Carcinoembryonic Antigen-Related Cell Adhesion Molecule 5 Is an Important Surface Attachment Factor That Facilitates Entry of Middle East Respiratory Syndrome Coronavirus

• Published in: Journal of virology Vol. 90; no. 20; pp. 9114 - 9127
• Main Authors: Chan, Che-Man, Chu, Hin, Wang, Yixin, Wong, Bosco Ho-Yin, Zhao, Xiaoyu, Zhou, Jie, Yang, Dong, Leung, Sze Pui, Chan, Jasper Fuk-Woo, Yeung, Man-Lung, Yan, Jinghua, Lu, Guangwen, Gao, George Fu, Yuen, Kwok-Yung
• Format: Journal Article
• Language: English
• Published: United States American Society for Microbiology 15.10.2016
• Subjects: Animals; Carcinoembryonic Antigen - metabolism; Cell Line; GPI-Linked Proteins - metabolism; Humans; Middle East Respiratory Syndrome Coronavirus - physiology; Receptors, Virus - metabolism; Virus Attachment; Virus Internalization; Virus-Cell Interactions
• ISSN: 0022-538X; 1098-5514
• DOI: 10.1128/JVI.01133-16

The spike proteins of coronaviruses are capable of binding to a wide range of cellular targets, which contributes to the broad species tropism of coronaviruses.
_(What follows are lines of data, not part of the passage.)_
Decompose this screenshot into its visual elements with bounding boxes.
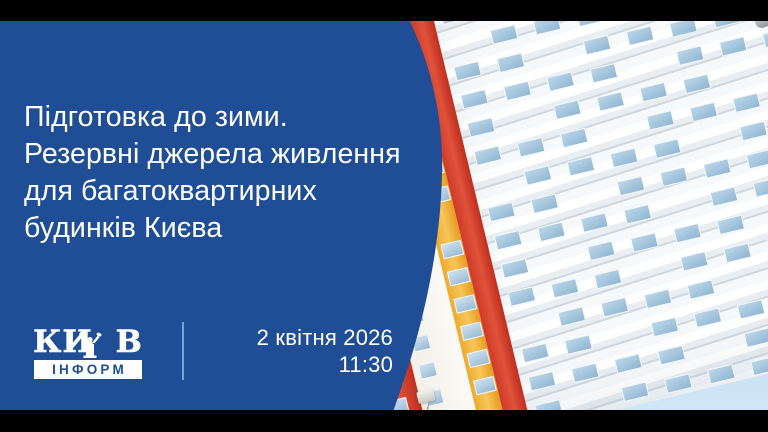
balcony-glazing	[703, 158, 732, 179]
balcony-glazing	[530, 193, 559, 214]
balcony-glazing	[753, 177, 768, 198]
balcony-glazing	[614, 353, 643, 374]
balcony-glazing	[503, 80, 532, 101]
event-time: 11:30	[210, 351, 393, 378]
balcony-glazing	[673, 223, 702, 244]
balcony-glazing	[680, 251, 709, 272]
balcony-glazing	[723, 242, 752, 263]
balcony-glazing	[639, 82, 668, 103]
letterbox-bar-top	[0, 0, 768, 21]
balcony-glazing	[682, 73, 711, 94]
balcony-glazing	[533, 21, 562, 36]
balcony-glazing	[660, 166, 689, 187]
balcony-glazing	[546, 71, 575, 92]
balcony-glazing	[626, 25, 655, 46]
balcony-glazing	[689, 101, 718, 122]
balcony-glazing	[643, 288, 672, 309]
letterbox-bar-bottom	[0, 410, 768, 432]
balcony-glazing	[523, 165, 552, 186]
balcony-glazing	[600, 297, 629, 318]
banner-footer: КИВ ІНФОРМ 2 квітня 2026 11:30	[24, 312, 393, 390]
balcony-glazing	[583, 34, 612, 55]
balcony-glazing	[507, 286, 536, 307]
banner-stage: Підготовка до зими. Резервні джерела жив…	[0, 0, 768, 432]
balcony-glazing	[496, 52, 525, 73]
balcony-glazing	[623, 203, 652, 224]
balcony-glazing	[440, 21, 469, 25]
balcony-glazing	[567, 156, 596, 177]
balcony-glazing	[616, 175, 645, 196]
balcony-glazing	[576, 21, 605, 27]
balcony-glazing	[676, 45, 705, 66]
balcony-glazing	[650, 316, 679, 337]
balcony-glazing	[716, 214, 745, 235]
balcony-glazing	[460, 89, 489, 110]
event-date: 2 квітня 2026	[210, 324, 393, 351]
page-title: Підготовка до зими. Резервні джерела жив…	[24, 99, 444, 247]
balcony-glazing	[709, 186, 738, 207]
balcony-glazing	[657, 344, 686, 365]
balcony-glazing	[707, 364, 736, 385]
balcony-glazing	[521, 343, 550, 364]
balcony-glazing	[737, 299, 766, 320]
balcony-glazing	[594, 269, 623, 290]
independence-monument-icon	[77, 322, 103, 358]
balcony-glazing	[580, 212, 609, 233]
balcony-glazing	[571, 362, 600, 383]
balcony-glazing	[501, 258, 530, 279]
balcony-glazing	[664, 373, 693, 394]
footer-divider	[182, 322, 184, 380]
balcony-glazing	[630, 232, 659, 253]
balcony-glazing	[557, 306, 586, 327]
balcony-glazing	[528, 371, 557, 392]
balcony-glazing	[610, 147, 639, 168]
logo-subtitle: ІНФОРМ	[34, 360, 142, 379]
balcony-glazing	[550, 277, 579, 298]
balcony-glazing	[719, 36, 748, 57]
balcony-glazing	[553, 99, 582, 120]
balcony-glazing	[739, 121, 768, 142]
balcony-glazing	[473, 145, 502, 166]
balcony-glazing	[712, 21, 741, 28]
balcony-glazing	[693, 307, 722, 328]
balcony-glazing	[487, 202, 516, 223]
balcony-glazing	[653, 138, 682, 159]
balcony-glazing	[687, 279, 716, 300]
balcony-glazing	[743, 327, 768, 348]
balcony-glazing	[646, 110, 675, 131]
event-datetime: 2 квітня 2026 11:30	[210, 324, 393, 378]
balcony-glazing	[490, 24, 519, 45]
balcony-glazing	[750, 355, 768, 376]
balcony-glazing	[467, 117, 496, 138]
balcony-glazing	[453, 61, 482, 82]
balcony-glazing	[534, 399, 563, 410]
kyiv-inform-logo: КИВ ІНФОРМ	[24, 323, 152, 379]
balcony-glazing	[762, 27, 768, 48]
balcony-glazing	[732, 92, 761, 113]
balcony-glazing	[517, 136, 546, 157]
balcony-glazing	[537, 221, 566, 242]
logo-wordmark: КИВ	[24, 323, 152, 357]
balcony-glazing	[494, 230, 523, 251]
balcony-glazing	[596, 91, 625, 112]
balcony-glazing	[621, 381, 650, 402]
balcony-glazing	[560, 128, 589, 149]
balcony-glazing	[746, 149, 768, 170]
balcony-glazing	[587, 240, 616, 261]
balcony-glazing	[589, 62, 618, 83]
balcony-glazing	[669, 21, 698, 37]
balcony-glazing	[564, 334, 593, 355]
Previous reports have demonstrated that Middle East respiratory syndrome coronavirus (MERS-CoV) predominantly utilizes dipeptidyl peptidase 4 (DPP4) for cell entry. However, additional cellular binding targets of the MERS-CoV spike protein that may augment MERS-CoV infection have not been further explored. In the current study, using the virus overlay protein binding assay (VOPBA), we identified carcinoembryonic antigen-related cell adhesion molecule 5 (CEACAM5) as a novel cell surface binding target of MERS-CoV. CEACAM5 coimmunoprecipitated with the spike protein of MERS-CoV in both overexpressed and endogenous settings. Disrupting the interaction between CEACAM5 and MERS-CoV spike with anti-CEACAM5 antibody, recombinant CEACAM5 protein, or small interfering RNA (siRNA) knockdown of CEACAM5 significantly inhibited the entry of MERS-CoV. Recombinant expression of CEACAM5 did not render nonpermissive baby hamster kidney (BHK21) cells susceptible to MERS-CoV infection. Instead, CEACAM5 overexpression significantly enhanced the attachment of MERS-CoV to the BHK21 cells. More importantly, the entry of MERS-CoV was increased when CEACAM5 was overexpressed in permissive cells, which suggested that CEACAM5 could facilitate MERS-CoV entry in conjunction with DPP4 despite not being able to support MERS-CoV entry independently. Taken together, the results of our study identified CEACAM5 as a novel cell surface binding target of MERS-CoV that facilitates MERS-CoV infection by augmenting the attachment of the virus to the host cell surface. Infection with the Middle East respiratory syndrome coronavirus (MERS-CoV) is associated with the highest mortality rate among all known human-pathogenic coronaviruses. Currently, there are no approved vaccines or therapeutics against MERS-CoV infection. The identification of carcinoembryonic antigen-related cell adhesion molecule 5 (CEACAM5) as a novel cell surface binding target of MERS-CoV advanced our knowledge on the cell binding biology of MERS-CoV. Importantly, CEACAM5 could potentiate the entry of MERS-CoV by functioning as an attachment factor. In this regard, CEACAM5 could serve as a novel target, in addition to dipeptidyl peptidase-4 (DPP4), in the development of antiviral strategies for MERS-CoV.